Expensive drug prices

Precision medicine and specialty pharmaceuticals play a huge role in the high cost of prescription drugs in the U.S. Specialty drugs resulted from experimental therapies that aim to treat chronic conditions, cancers, and autoimmune diseases. Pharmaceutical companies conduct therapies that use important genetic data and complicated procedures to carry out a highly targeted and personalized treatment.

Because of the complex development and distribution of prescription drugs, pharmaceuticals turn to drug pricing strategies. Drug manufacturers do this by creating a price list based on a drug’s estimated value. In turn, manufacturers adjust the price list depending on the drug demand. Unfortunately, the U.S. has few regulations to prevent manufacturers from raising drug prices.

Increase in chronic disease cases

In the U.S., six out of ten adults are suffering from chronic diseases or serious conditions. These include stroke, cancer, diabetes, heart disease, and pulmonary disease.

Since chronic illnesses require long-term medical support, a condition may limit patients from performing regular activities. Depending on the complexity of the condition, the hospital may subject the patient to home healthcare. Because of intensive support services, caring for chronic disease patients becomes more complex while spending goes toward medical services. These include emergency care, outpatient treatments, routine visits, and drug prescriptions.

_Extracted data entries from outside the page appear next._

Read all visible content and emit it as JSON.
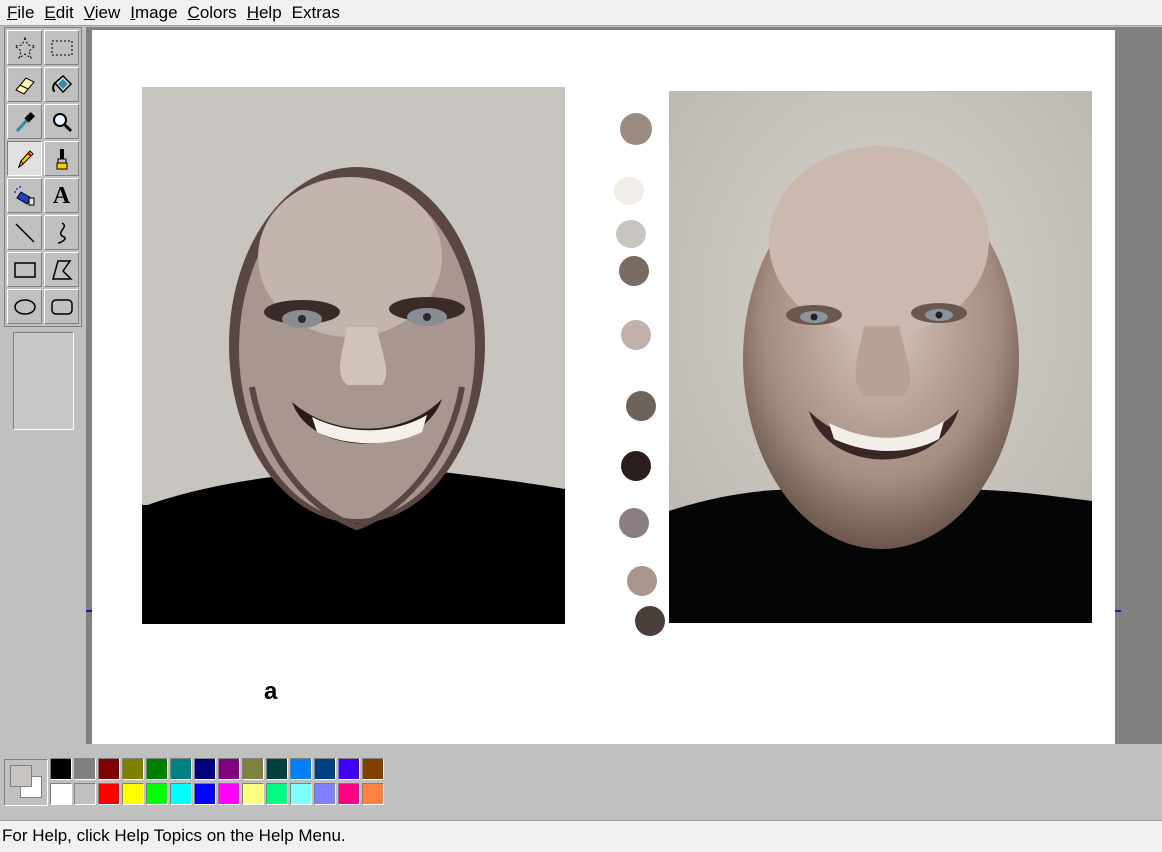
{
  "menu": {
    "items": [
      {
        "accel": "F",
        "rest": "ile"
      },
      {
        "accel": "E",
        "rest": "dit"
      },
      {
        "accel": "V",
        "rest": "iew"
      },
      {
        "accel": "I",
        "rest": "mage"
      },
      {
        "accel": "C",
        "rest": "olors"
      },
      {
        "accel": "H",
        "rest": "elp"
      },
      {
        "accel": "",
        "rest": "Extras"
      }
    ]
  },
  "tools": [
    {
      "name": "free-form-select",
      "icon": "star-select-icon"
    },
    {
      "name": "select",
      "icon": "rect-select-icon"
    },
    {
      "name": "eraser",
      "icon": "eraser-icon"
    },
    {
      "name": "fill",
      "icon": "paint-bucket-icon"
    },
    {
      "name": "pick-color",
      "icon": "eyedropper-icon"
    },
    {
      "name": "magnifier",
      "icon": "magnifier-icon"
    },
    {
      "name": "pencil",
      "icon": "pencil-icon",
      "active": true
    },
    {
      "name": "brush",
      "icon": "brush-icon"
    },
    {
      "name": "airbrush",
      "icon": "airbrush-icon"
    },
    {
      "name": "text",
      "icon": "text-icon"
    },
    {
      "name": "line",
      "icon": "line-icon"
    },
    {
      "name": "curve",
      "icon": "curve-icon"
    },
    {
      "name": "rectangle",
      "icon": "rectangle-icon"
    },
    {
      "name": "polygon",
      "icon": "polygon-icon"
    },
    {
      "name": "ellipse",
      "icon": "ellipse-icon"
    },
    {
      "name": "rounded-rectangle",
      "icon": "rounded-rectangle-icon"
    }
  ],
  "text_glyph": "A",
  "canvas": {
    "caption": "a",
    "swatch_dots": [
      "#9a8a80",
      "#f3ede8",
      "#c8c5c0",
      "#7a6a62",
      "#c4b0aa",
      "#6e625c",
      "#2a1e1c",
      "#8a7e84",
      "#a8968c",
      "#4a3e3a"
    ]
  },
  "colors": {
    "foreground": "#c8c5c0",
    "background": "#ffffff",
    "palette_top": [
      "#000000",
      "#808080",
      "#800000",
      "#808000",
      "#008000",
      "#008080",
      "#000080",
      "#800080",
      "#808040",
      "#004040",
      "#0080ff",
      "#004080",
      "#4000ff",
      "#804000"
    ],
    "palette_bottom": [
      "#ffffff",
      "#c0c0c0",
      "#ff0000",
      "#ffff00",
      "#00ff00",
      "#00ffff",
      "#0000ff",
      "#ff00ff",
      "#ffff80",
      "#00ff80",
      "#80ffff",
      "#8080ff",
      "#ff0080",
      "#ff8040"
    ]
  },
  "status": {
    "help_text": "For Help, click Help Topics on the Help Menu."
  }
}
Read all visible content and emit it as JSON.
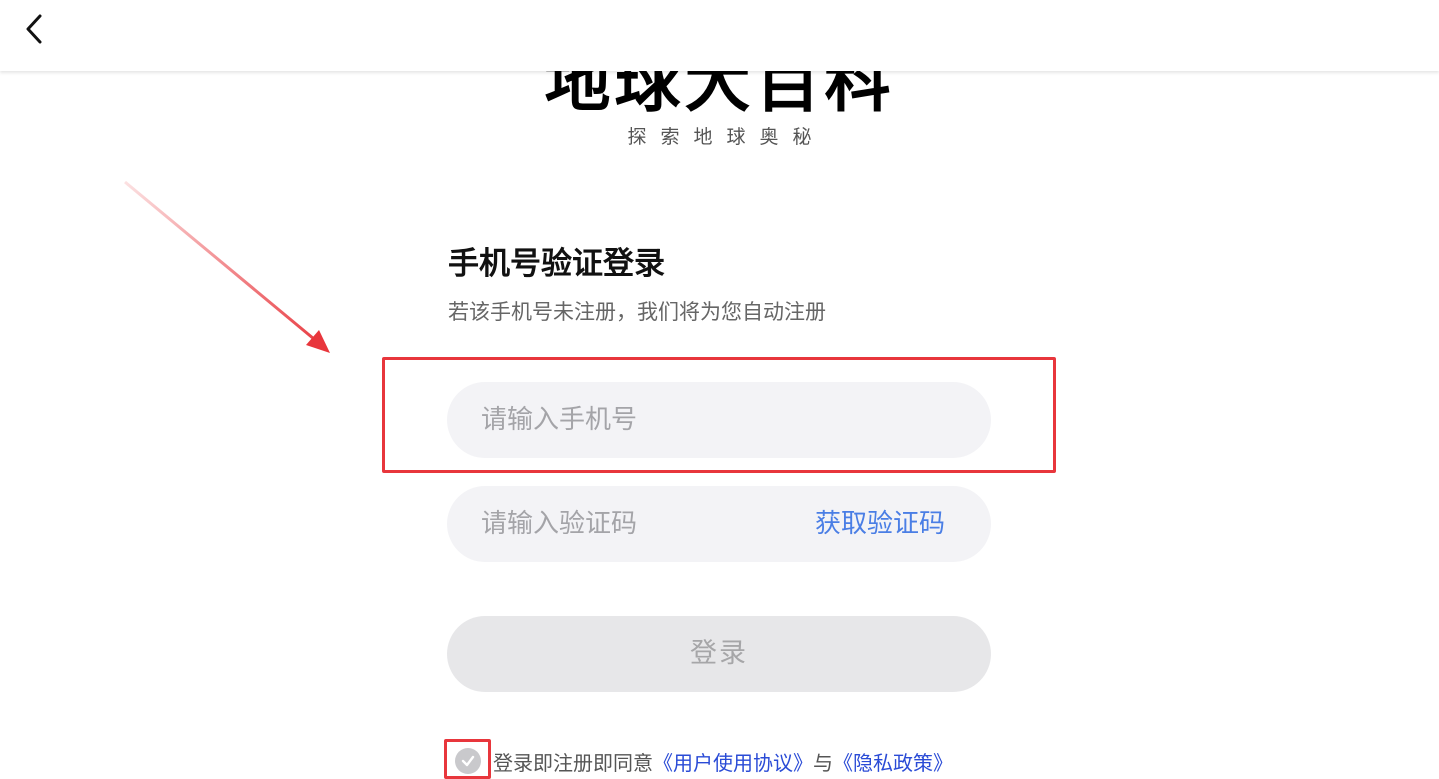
{
  "app": {
    "title": "地球大百科",
    "subtitle": "探索地球奥秘"
  },
  "header": {
    "back_icon": "chevron-left-icon"
  },
  "form": {
    "title": "手机号验证登录",
    "hint": "若该手机号未注册，我们将为您自动注册",
    "phone_placeholder": "请输入手机号",
    "phone_value": "",
    "code_placeholder": "请输入验证码",
    "code_value": "",
    "get_code_label": "获取验证码",
    "login_label": "登录"
  },
  "agreement": {
    "checkbox_icon": "check-circle-icon",
    "checked": false,
    "prefix": "登录即注册即同意",
    "user_agreement": "《用户使用协议》",
    "conjunction": "与",
    "privacy_policy": "《隐私政策》"
  },
  "colors": {
    "accent": "#4a7ee5",
    "link": "#2a4bd6",
    "annotation": "#e8363c",
    "field_bg": "#f3f3f6",
    "button_disabled_bg": "#e7e7e9"
  }
}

That is why medical experts often associate the treatment of chronic health conditions with high healthcare costs. But when patients delay care, they are increasing the risk of acquiring life-threatening complications. Meanwhile, those who invest in finding treatment are likely to develop long-lasting side effects. As a result, the long-term management of these side effects can also contribute to costly health expenditures.

It is no secret that the U.S. has the highest cost of healthcare system than any other country. As a patient, you have to know your options to gain access to affordable healthcare medications. Until then, physicians, legislators, and policymakers should work together to provide U.S. citizens with better access to affordable healthcare systems.